In Michoacan, a state police officer was killed and another one arrested after a clash with soldiers, the army said.
The Defense Department said in a statement that soldiers were checking a kidnapping report in the town of Tarimbaro when assailants opened fire. It said a female state police who was on a leave of absence was shot to death.
In neighboring Guerrero state, two state police officers were killed when assailants fire on their patrol when they were on the highway between the resort city of Acapulco and Zihuatanejo, state security officials said.
President Felipe Calderon's government has stepped up its campaign to fight that kind of corruption in recent weeks, arresting dozens of police and elected officials — including 10 mayors in his home state of Michoacan — on suspicion of collaborating with drug traffickers.

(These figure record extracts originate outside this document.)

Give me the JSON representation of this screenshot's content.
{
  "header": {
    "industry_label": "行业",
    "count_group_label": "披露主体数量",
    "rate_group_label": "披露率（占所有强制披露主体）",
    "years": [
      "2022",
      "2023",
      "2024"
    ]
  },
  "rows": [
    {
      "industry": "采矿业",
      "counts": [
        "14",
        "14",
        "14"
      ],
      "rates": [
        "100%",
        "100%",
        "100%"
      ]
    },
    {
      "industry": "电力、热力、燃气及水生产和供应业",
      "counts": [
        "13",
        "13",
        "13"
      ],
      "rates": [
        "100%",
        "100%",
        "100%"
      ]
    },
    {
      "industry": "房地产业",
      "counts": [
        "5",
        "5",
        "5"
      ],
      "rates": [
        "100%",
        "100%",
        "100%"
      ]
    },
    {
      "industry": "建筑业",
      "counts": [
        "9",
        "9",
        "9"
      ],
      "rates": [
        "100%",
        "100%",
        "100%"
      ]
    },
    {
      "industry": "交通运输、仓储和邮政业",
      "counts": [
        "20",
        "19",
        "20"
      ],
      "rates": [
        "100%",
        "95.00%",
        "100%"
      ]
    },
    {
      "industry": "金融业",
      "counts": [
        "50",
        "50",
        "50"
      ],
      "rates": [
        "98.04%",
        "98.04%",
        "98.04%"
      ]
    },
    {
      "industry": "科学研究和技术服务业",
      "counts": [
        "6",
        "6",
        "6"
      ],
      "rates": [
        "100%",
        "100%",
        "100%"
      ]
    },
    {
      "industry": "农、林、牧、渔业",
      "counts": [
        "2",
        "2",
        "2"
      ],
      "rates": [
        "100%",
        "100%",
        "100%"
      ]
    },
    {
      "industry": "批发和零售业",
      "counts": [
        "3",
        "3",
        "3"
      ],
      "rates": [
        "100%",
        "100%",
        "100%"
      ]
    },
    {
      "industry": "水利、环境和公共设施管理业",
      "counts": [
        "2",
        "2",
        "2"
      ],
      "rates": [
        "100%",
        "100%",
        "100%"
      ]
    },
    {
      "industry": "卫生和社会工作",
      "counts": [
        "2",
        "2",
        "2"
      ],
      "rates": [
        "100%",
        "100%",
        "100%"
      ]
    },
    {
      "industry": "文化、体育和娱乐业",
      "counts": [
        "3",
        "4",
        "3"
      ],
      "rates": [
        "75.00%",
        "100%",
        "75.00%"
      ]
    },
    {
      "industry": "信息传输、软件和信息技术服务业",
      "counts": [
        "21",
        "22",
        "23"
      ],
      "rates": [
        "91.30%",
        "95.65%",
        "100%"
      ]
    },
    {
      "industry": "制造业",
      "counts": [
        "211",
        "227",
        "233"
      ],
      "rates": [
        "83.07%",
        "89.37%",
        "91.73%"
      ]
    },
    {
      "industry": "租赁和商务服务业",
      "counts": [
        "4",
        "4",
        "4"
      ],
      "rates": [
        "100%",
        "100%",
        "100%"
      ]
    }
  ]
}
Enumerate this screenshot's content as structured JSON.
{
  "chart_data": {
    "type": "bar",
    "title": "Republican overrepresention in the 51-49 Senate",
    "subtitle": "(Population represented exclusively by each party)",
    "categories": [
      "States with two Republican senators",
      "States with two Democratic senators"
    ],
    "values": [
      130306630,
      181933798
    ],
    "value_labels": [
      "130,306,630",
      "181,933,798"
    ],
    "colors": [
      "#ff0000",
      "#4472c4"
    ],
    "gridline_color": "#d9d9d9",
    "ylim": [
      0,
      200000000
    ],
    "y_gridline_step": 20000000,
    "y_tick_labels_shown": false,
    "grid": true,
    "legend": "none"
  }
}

Also Thursday, soldiers raided police stations in the northern state of Nuevo Leon for a fourth day, detaining two police chiefs for questioning. More than 70 officers from 13 towns have been questioned and 57 have been detained in the effort, which began when soldiers found lists of police names in the possession of suspected drug dealers arrested in May.
Calderon has struggled to combat rising drug violence and corruption, sending 45,000 troops to drug hot spots since taking office in December 2006. More than 10,800 people have since died in drug-related incidents.